For the automation to work, it is important that we’re not interrupted by prompts. As you can see above, I run with the permission mode <dontAsk>, which is one level below <bypassPermissions> (YOLO mode 😎). To avoid exposing my system to undue risk, I’m running each of my automation loops in a container. These are regular Docker containers launched in WSL (Windows Subsystem for Linux). It took quite a bit of time to get them set up correctly. Not because I’m doing something fancy, but because there’s an almost endless stream of small things that need to be configured correctly for the automation to work. This is the kind of thing that traditionally would have taken me a few weeks to set up by poring over documentation, posting on Stack Overflow, and relying on trial and error. This is another instance where AI feels magical.

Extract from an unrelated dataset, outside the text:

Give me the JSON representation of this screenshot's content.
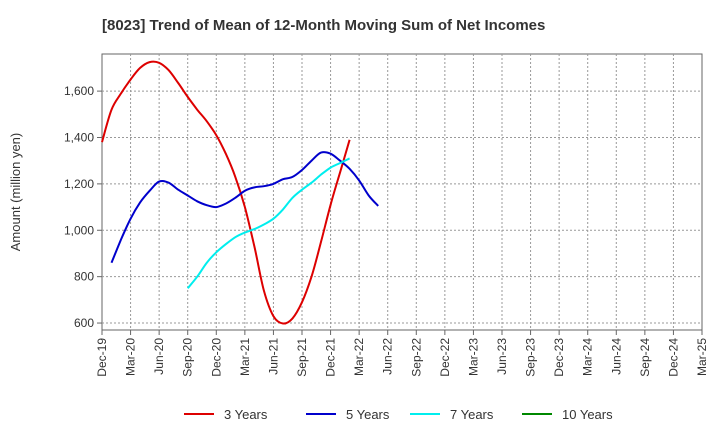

I recently found out that there is a special type of Docker container specifically designed for coding agents called sbx (sandboxes). In the next iteration of my orchestrator, I will probably switch to these.

Worktrees

Each of the automation loops needs its own branch to work in. There’s not much to say about this, except that I’m using Git worktrees to manage these. This is a small optimization that allows several working trees on disk to share the same object store (as mentioned above).

Everyone wants to show their dancing bear…

My friend and colleague, Kleber Garcia, made an excellent analogy: agentic AI is like dancing bears – it’s not the dance that’s impressive. In that spirit, this post won’t focus on what my orchestrator actually produced, but how it works (i.e. the dancing, not the dance). I still feel like I’d be leaving something out if I didn’t show something. If you’ve been following along, this is what the project looked like at the end of my last post:

This is what it looks like after the 30 or so tasks were completed:

I won’t rattle off everything that was implemented. It is quite obvious from the screenshots.

Killing my darlings

If I continue with this, I might change my Shelby sync mechanism. It is cool that it works without a central service and with the database and the tool fully contained in the repository, but it’s all a bit too cute. I might change this to a more traditional database accessed via a service or daemon (or server, Automan works across multiple machines as well).

Trust the Machine?

These tools are very impressive and can be extremely useful, but I would never in a million years use them to create something mission-critical without closely inspecting the code they produce. These tools will happily cut corners like there’s no tomorrow if it helps them achieve their goals. You can try and rein them in by using words like “must”, “mandatory”, and “forbidden”, but at the end of the day, these don’t mean all that much to a model based on probability distributions.

That’s why I’m a bit skeptical about Steve Yegge’s Wasteland project (“a thousand Gas Towns”). If we create an Eisenhower matrix of important/unimportant and small/humongous projects, the only place where I would let Wasteland loose is on a humongous, unimportant project, and I’m not sure there are that many projects like that out there 🤔.